Google published a preprint this week describing Auto-Diagnose, an LLM-based system that reads integration-test logs and tells engineers why a test failed. The motivation is an internal Google survey showing 38.4% of integration test failures take more than an hour to diagnose and 8.9% take more than a day. Unit tests get near-instant triage because the failure surface is a single function; integration tests fan out across services, data centers, and runtime layers, so root-cause analysis becomes a log-archaeology job. Auto-Diagnose automates that archaeology with prompt engineering on a frontier model, not a fine-tuned one.

The model is Gemini 2.5 Flash at temperature 0.1 and top-p 0.8, with no fine-tuning on Google's test corpus. The pipeline collects test driver logs and component logs across data centers, joins them chronologically into a single stream, and submits the whole thing to the model. Average payload per execution: 110,617 input tokens and 5,962 output tokens. Latency is p50 56 seconds and p90 346 seconds. The prompt walks the model through explicit phases: scan log sections, read context, locate failures, summarize errors, then conclude. The critical engineering choice is a hard anti-hallucination constraint that forces the model to refuse rather than guess when evidence is insufficient. That refusal behavior is what keeps accuracy above 90% in a domain where a confidently wrong diagnosis wastes hours of engineer time.

Production numbers from May 2025 onward: 224,782 test executions evaluated, 52,635 distinct failing tests diagnosed. Manual evaluation on 71 real-world failures across 39 teams landed at 90.14% root-cause accuracy. Developer feedback is 84.3% "please fix" from reviewers, 62.96% helpfulness ratio among developer responses, and rank 14 of 370 internal Critique tools (top 3.78%) by helpfulness. What's notable is what's missing: no fine-tuning, no RAG layer, no custom model. Just Gemini 2.5 Flash with careful prompting and a refusal-on-ambiguity rule. The system also benefits from Google's extreme log centralization, so you cannot just ship the same prompt on AWS CloudWatch and get the same numbers, because the prompt assumes logs are already joined chronologically across services.

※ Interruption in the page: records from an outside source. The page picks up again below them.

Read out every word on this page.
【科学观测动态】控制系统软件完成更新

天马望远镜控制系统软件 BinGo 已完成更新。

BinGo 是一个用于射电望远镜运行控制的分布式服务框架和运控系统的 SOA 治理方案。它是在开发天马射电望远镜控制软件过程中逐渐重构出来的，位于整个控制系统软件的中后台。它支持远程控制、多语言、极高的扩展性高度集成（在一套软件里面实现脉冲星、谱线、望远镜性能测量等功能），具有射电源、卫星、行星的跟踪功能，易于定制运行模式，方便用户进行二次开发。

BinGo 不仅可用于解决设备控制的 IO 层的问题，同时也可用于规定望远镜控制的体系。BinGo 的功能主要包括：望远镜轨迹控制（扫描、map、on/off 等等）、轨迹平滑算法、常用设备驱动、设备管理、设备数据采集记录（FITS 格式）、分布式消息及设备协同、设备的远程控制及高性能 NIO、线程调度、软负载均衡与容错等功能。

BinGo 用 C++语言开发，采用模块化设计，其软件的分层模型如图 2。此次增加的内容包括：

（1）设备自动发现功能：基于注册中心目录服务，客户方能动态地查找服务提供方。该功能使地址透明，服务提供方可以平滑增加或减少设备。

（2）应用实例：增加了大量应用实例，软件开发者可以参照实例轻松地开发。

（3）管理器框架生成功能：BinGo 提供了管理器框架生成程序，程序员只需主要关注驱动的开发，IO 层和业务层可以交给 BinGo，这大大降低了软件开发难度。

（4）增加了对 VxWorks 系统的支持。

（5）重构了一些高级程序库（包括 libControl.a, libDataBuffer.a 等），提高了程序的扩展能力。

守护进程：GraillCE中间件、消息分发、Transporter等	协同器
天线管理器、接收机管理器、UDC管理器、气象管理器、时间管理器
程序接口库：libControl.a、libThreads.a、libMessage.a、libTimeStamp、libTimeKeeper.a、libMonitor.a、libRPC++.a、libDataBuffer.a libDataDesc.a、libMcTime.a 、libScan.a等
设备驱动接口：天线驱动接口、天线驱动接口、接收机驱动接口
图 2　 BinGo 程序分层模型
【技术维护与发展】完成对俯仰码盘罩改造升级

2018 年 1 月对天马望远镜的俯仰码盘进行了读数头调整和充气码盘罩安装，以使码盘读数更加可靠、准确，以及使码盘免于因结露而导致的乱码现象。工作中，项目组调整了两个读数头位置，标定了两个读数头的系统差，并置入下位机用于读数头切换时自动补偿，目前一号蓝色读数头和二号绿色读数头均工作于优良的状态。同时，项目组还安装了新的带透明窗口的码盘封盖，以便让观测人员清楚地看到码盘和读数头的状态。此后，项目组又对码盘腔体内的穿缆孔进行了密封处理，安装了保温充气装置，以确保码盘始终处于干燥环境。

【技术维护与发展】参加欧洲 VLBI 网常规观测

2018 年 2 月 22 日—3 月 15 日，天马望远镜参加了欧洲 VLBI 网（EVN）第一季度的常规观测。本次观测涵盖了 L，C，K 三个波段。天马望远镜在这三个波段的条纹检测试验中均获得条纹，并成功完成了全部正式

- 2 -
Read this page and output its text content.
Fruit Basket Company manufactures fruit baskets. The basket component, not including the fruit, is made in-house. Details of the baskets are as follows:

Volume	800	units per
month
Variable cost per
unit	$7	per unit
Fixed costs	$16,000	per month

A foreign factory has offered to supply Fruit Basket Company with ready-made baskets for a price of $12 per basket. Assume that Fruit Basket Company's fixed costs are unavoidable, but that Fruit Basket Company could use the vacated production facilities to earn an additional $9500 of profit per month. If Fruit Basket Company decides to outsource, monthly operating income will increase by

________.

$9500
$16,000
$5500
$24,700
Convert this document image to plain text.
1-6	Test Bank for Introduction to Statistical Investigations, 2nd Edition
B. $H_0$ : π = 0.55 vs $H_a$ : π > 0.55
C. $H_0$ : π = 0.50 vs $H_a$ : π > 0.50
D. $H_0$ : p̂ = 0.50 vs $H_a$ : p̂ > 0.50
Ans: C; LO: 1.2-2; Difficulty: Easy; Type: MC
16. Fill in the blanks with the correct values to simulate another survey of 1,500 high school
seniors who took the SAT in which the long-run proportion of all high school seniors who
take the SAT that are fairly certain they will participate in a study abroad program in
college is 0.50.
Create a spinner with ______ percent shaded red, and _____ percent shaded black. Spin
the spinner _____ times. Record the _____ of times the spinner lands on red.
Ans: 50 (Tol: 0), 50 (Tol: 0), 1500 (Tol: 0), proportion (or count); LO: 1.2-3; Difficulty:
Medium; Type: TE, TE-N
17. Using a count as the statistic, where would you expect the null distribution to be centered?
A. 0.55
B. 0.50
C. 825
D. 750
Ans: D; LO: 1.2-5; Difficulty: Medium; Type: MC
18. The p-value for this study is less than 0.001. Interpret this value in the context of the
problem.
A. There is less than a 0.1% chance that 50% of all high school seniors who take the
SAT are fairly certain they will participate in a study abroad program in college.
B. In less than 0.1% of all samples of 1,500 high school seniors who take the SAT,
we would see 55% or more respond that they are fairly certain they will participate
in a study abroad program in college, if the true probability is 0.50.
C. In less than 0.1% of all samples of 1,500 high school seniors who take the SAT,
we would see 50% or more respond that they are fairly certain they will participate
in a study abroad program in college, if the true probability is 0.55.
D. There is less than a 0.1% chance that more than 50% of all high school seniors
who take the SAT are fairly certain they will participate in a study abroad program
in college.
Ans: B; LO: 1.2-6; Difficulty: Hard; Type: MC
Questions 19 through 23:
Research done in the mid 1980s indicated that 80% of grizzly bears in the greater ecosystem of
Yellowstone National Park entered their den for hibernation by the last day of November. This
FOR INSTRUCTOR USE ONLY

If you run any kind of multi-service CI, the playbook here is replicable but not cheap. Model cost is negligible (Gemini 2.5 Flash at ~116k tokens per triage is pennies), so the real investment is log plumbing: collecting, normalizing, and joining across services before the LLM sees anything. The refusal-on-ambiguity pattern is the single most transferable idea. Most LLM pipelines in CI are not refusal-tuned and end up hallucinating causes that look plausible, which is worse than silence because it routes engineers toward wrong fixes. If you are wiring up LLM triage for your test suite, copy that pattern first, then worry about the model. The second lesson is that off-the-shelf frontier model with careful prompting is now competitive with fine-tuned approaches on specialized tasks, as long as you shape the input carefully. That raises the ceiling for what small teams can ship without ML infrastructure.